Le prossime saranno recensioni più brevi, sul tipo di quelle che faccio per i Dischi Belli. Questa prima uscita si dilungherà appena un po’ perché è la prima e perché parla di un libro a cui sono particolarmente affezionato.
Questa qui sopra è la mia edizione Garzanti del 1992, con introduzione di Enzo Giachino e traduzione di Giovanni Baldi.
Descritto solitamente come romanzo picaresco, Le Avventure di Huckleberry Finn è il seguito di «Le Avventure di Tom Sawyer», che si concludeva con i due amici, Tom e Huck, che trovavano un grosso tesoro.

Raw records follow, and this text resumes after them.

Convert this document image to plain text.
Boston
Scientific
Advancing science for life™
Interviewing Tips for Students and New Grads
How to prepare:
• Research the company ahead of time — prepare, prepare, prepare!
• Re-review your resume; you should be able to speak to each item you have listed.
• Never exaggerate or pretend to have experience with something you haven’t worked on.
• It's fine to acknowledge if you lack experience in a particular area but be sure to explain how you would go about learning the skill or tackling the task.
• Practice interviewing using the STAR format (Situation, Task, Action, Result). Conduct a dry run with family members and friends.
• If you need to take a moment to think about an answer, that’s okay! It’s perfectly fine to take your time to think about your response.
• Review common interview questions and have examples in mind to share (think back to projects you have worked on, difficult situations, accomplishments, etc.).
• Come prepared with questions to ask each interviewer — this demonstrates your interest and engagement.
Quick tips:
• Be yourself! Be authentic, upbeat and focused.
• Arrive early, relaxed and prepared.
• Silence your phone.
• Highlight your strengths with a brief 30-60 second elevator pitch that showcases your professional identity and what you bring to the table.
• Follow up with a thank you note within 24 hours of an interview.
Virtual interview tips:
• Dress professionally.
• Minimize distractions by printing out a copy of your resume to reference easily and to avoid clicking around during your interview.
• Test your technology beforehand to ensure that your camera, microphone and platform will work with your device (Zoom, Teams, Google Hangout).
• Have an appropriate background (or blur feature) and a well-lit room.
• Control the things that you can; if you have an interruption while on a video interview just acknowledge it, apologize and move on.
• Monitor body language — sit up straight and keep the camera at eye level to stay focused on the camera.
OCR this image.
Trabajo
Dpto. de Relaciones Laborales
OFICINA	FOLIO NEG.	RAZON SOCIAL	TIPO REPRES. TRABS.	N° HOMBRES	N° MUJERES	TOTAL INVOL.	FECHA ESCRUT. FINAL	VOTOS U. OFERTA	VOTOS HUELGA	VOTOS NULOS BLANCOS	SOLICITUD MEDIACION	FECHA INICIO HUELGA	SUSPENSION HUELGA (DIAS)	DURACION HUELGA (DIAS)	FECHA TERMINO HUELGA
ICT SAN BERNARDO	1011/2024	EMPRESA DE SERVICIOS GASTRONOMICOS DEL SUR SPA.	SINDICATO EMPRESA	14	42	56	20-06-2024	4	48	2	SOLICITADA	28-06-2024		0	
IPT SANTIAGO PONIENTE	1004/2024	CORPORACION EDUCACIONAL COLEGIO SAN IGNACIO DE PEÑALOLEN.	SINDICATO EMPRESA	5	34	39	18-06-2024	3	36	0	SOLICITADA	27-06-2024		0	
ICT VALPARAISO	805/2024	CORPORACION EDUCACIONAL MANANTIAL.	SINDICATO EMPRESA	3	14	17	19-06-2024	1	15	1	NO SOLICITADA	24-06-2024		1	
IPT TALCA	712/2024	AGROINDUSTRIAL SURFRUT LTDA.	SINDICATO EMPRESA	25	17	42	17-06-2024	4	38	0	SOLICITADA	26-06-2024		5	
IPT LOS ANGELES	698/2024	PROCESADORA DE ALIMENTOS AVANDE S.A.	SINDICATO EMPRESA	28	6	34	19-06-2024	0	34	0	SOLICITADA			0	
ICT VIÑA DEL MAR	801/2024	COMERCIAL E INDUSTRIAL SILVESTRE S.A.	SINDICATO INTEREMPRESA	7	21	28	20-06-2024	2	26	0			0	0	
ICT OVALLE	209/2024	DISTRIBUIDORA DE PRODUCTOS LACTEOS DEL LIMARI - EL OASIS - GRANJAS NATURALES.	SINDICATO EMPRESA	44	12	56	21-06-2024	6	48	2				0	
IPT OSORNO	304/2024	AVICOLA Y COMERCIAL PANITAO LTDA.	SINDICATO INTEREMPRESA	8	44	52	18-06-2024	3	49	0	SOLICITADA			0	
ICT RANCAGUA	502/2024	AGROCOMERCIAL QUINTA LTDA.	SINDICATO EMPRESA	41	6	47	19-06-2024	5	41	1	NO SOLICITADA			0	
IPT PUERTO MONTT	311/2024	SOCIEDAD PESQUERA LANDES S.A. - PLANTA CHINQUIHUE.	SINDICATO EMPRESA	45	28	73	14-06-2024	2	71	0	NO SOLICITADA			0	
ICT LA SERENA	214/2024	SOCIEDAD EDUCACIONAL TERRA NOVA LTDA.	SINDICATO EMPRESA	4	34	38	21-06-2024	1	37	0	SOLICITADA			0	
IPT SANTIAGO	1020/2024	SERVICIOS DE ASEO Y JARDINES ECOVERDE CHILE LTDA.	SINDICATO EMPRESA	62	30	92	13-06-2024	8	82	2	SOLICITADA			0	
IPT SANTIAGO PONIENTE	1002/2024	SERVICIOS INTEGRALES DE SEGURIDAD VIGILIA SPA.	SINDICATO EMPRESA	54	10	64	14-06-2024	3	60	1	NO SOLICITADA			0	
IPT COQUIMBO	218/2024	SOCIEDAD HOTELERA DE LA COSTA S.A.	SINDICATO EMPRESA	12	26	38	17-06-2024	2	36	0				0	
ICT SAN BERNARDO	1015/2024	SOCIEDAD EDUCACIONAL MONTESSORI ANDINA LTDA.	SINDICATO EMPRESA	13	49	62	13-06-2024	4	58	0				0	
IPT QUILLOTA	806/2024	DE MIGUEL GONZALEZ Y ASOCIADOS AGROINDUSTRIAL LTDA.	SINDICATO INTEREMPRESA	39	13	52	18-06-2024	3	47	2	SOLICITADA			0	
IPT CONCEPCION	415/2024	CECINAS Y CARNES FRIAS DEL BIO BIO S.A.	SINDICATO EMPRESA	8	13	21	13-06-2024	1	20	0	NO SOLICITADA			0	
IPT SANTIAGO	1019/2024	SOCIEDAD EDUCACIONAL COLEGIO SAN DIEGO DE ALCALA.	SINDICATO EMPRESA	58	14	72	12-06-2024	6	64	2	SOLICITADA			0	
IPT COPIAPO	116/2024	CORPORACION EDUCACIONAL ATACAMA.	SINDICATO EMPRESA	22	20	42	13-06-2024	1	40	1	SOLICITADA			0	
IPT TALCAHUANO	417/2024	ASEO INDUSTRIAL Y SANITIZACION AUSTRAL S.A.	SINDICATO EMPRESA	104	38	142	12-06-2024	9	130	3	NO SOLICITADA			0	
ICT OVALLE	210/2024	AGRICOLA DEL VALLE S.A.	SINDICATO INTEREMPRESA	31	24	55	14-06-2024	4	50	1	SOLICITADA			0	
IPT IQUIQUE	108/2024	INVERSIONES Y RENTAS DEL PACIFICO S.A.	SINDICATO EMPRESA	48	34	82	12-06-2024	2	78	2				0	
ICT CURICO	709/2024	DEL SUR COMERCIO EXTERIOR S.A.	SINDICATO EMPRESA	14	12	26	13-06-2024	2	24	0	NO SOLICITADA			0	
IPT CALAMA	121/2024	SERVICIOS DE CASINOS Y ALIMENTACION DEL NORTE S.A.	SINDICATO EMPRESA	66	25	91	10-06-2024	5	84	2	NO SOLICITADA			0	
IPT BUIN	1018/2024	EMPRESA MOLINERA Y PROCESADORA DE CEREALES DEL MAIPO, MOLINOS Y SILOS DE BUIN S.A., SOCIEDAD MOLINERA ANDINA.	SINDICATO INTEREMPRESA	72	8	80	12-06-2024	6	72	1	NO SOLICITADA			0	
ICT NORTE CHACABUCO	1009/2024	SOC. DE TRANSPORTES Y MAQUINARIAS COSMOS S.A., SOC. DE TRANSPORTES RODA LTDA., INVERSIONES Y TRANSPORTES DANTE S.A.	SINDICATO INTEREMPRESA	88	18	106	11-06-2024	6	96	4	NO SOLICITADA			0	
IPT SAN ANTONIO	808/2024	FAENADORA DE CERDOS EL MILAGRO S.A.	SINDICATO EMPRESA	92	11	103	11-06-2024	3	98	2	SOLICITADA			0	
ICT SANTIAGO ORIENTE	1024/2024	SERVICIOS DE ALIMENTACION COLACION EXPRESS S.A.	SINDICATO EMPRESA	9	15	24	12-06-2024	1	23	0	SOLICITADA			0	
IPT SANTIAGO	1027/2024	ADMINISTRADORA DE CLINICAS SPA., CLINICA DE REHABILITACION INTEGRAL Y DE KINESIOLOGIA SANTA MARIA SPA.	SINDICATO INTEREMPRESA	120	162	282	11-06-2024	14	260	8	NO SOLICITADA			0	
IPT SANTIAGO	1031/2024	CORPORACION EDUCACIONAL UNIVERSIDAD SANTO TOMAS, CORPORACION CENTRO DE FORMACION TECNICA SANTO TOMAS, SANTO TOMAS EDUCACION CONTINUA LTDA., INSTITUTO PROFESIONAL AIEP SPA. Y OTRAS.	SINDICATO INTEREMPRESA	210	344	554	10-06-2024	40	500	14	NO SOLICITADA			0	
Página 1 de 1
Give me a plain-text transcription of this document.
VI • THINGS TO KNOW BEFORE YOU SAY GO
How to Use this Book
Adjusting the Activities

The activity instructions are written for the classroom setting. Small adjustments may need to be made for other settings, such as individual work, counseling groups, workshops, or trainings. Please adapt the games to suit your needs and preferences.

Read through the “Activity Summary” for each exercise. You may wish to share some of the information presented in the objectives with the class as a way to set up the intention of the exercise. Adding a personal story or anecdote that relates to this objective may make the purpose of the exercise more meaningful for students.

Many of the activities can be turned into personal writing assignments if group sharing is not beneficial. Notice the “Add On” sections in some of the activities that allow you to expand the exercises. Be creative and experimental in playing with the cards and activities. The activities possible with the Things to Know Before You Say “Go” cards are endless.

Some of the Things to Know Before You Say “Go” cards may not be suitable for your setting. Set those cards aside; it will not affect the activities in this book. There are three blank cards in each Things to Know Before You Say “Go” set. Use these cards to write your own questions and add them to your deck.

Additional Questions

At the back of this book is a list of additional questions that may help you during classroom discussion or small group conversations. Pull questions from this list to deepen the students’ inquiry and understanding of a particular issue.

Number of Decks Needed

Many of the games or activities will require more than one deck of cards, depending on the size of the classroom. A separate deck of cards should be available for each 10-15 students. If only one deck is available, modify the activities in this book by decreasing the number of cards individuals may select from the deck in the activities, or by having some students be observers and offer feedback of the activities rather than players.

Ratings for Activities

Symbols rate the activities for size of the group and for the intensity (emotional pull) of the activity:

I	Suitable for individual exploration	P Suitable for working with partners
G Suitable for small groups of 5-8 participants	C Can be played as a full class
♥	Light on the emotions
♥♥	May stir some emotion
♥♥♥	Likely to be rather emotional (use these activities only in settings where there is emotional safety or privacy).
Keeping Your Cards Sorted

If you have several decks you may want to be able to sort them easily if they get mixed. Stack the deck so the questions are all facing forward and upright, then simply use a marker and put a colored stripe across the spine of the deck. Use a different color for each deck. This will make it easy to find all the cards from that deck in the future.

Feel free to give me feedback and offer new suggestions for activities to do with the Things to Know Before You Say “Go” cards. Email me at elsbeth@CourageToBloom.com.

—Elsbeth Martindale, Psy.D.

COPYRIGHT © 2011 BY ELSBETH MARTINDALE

Racconta il viaggio di un ragazzino ignorante e felice di esserlo, che non sa adattarsi alla vita civile ed è smanioso di avventure, ma si trova stretto tra la ricca vedova che ha deciso di adottarlo e il padre alcolizzato e violento che tenta di appropriarsi delle sue ricchezze. Huckleberry finge la propria morte e scappa a bordo di una zattera lungo il fiume Mississippi.
Alla sua prima tappa incontra Jim, uno schiavo fuggiasco, la cui padrona è proprio la stessa ricca vedova che aveva adottato Huck. I due diventano amici inseparabili e vivono un turbine di peripezie. [Read more…]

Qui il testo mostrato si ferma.